PAZAR günü için sıkıcı bir konu gibi görünse de size önceki gün TBMM’de okunan 60’ıncı Hükümet Programı’ndan söz edeceğiz. Çünkü kanımızca kamuoyunun dikkatini çekmeye değer şeyler var:
Programın esas temasını Tayyip Erdoğan’ın birinci kabinesinin "başarıları" oluşturmuş.
Ekonomide şöyle büyüdük, karayolları ağımızı şöyle genişlettik, milli geliri şöyle artırdık, ihracatı şöyle katladık türü, "doğru" olduğunu kimsenin reddedemeyeceği bilgiler var.
Ama insan gözü, olması gerektiği halde olmayanları da arıyor.
Örneğin Türkiye’nin en önemli sorunu olan PKK terörüyle nasıl mücadele edileceği, çözüm için ne düşünüldüğü yok. Sadece "Ulusal güvenliğimize, ülkemizin bölünmez bütünlüğüne ve üniter devlet yapımıza kastedecek her türlü oluşuma karşı son derece tavizsiz tutumumuz kararlılıkla sürecektir" demek ve ona üç beş tane içi boş cümle eklemek yeter mi? Bunu söylemekle, söylememenin farkı ne?

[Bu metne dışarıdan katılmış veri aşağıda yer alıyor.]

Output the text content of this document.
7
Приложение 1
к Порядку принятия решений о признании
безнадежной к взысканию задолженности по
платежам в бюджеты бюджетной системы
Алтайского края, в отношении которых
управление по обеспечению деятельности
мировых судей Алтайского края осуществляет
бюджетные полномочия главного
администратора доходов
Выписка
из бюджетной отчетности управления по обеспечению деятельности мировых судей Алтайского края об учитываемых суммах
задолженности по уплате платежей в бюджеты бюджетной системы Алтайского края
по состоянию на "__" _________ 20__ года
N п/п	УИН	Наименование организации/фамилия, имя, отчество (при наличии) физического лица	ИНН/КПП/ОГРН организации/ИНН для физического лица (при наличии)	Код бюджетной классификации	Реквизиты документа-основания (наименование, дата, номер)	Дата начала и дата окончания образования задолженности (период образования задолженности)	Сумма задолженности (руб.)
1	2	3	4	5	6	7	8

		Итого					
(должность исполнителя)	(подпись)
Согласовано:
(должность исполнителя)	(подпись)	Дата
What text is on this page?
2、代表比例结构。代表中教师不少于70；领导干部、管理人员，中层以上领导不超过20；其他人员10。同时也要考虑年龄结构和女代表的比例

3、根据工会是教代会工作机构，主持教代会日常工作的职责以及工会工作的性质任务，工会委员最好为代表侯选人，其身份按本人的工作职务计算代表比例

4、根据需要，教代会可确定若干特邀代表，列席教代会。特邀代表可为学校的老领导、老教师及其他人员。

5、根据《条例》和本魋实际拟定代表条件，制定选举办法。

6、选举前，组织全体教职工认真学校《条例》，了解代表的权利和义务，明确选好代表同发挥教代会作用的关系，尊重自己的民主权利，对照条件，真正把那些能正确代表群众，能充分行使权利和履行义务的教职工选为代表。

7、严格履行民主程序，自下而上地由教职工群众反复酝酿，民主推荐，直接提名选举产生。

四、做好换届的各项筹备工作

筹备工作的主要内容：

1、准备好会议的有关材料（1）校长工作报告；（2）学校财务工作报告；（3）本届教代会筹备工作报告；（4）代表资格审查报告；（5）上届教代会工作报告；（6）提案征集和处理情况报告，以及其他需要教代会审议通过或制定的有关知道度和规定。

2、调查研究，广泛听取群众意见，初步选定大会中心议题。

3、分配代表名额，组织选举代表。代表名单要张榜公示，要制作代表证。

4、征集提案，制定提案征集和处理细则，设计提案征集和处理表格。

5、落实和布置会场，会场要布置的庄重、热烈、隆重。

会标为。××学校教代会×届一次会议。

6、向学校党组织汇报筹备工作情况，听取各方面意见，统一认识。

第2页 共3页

Hükümet yolsuzlukla mücadelede kararlı olduğunu söylüyor ama o bağlamda da ne yapacağını söylemiyor. Örneğin, "mal bildirimini gizli olmaktan çıkartacağız" bile diyemiyor. Yolsuzlukların temel kaynağı olan devlet ihalelerini tamamen saydam hale getirmeyi vaat edemiyor. Neden? Çünkü aksi halde AKP’lileri veya "cemaatten" olanları kayırma yolunun tıkanacağını biliyor.
"Uygulayacağımız vergi politikalarının temel amacı, ekonomide kayıt dışılığın azaltılması (...)dır" diyor ama o konuda ne gibi bir önlem düşünüldüğünü söylemiyor. Örneğin, "kayıt dışına ve vergi kaçırmaya hapis cezası getireceğiz" diyemiyor. Çünkü merhum Turgut Özal gibi muhtemelen bu hükümet de "kayıt dışı" ekonominin aktörlerini ürkütmekten ve paralarını yurtdışına kaçırmalarından korkuyor. O yüzden de böyle boş lafla idare etmeye çalışıyor.
Programda bol kepçe "özgürlük" lafı ediliyor. "İnsan Hakları Evrensel Bildirgesi" ile "Avrupa İnsan Hakları Sözleşmesi" esas alınacakmış... Düzenlemeler ona göre yapılacakmış.
Çok iyi... Madem o kadar özgürlükçüsünüz, "İlke olarak ifade özgürlüğü suçu olmaz diyoruz. İstisnalar için de yasalara hapis cezaları yerine para cezası koyacağız" desenize... Orada hapis var ama vergi kaçırmada yok... Böyle demokratik anlayış olur mu?
Programda Türkiye’nin yarın öbür gün uğraşacağı en önemli sorun olan "Ermeni soykırımı" suçlamalarına karşı bu hükümetin ne yapmayı düşündüğüne ilişkin tek kelime yok. Tam bir "devekuşu mantığı" söz konusu. Sok başını kuma, problemi görme, kurtul... Söyleyin lütfen olur mu?
Adalet reformu yapılacakmış. Programda öyle deniyor. Bu bağlamda örneğin yargı sistemindeki iletişim hızlandırılacak, bazı ihtilaflar yargıya gitmeden çözülecekmiş...
Onları elbet yap... Ama Türkiye’nin ihtiyacı olan yargı reformu bu mu?
Hani yargı bağımsızlığı, hani yargıç güvencesi? Hani Hákimler ve Savcılar Yüksek Kurulu’nun yasasından yapısına kadar sayısız sakıncalı hüküm? Onları kaldırmaktan hiç söz etme, "Kapıları pencereleri değiştireceğiz, bu reform olacak" de!
En ilginci de Eğitim’de "Kaynak ve insan israfını önlemek amacıyla, okul çeşitliliğinden çok program çeşitliliğini esas alan bir ortaöğretim reformu"ndan söz edilmesi...
Hüseyin Çelik’in Milli (Dini) Eğitim Bakanı olduğu bir yerde o sözlerin altından her şey çıkabilir. Şimdiden uyarıyoruz... Aman dikkat edin!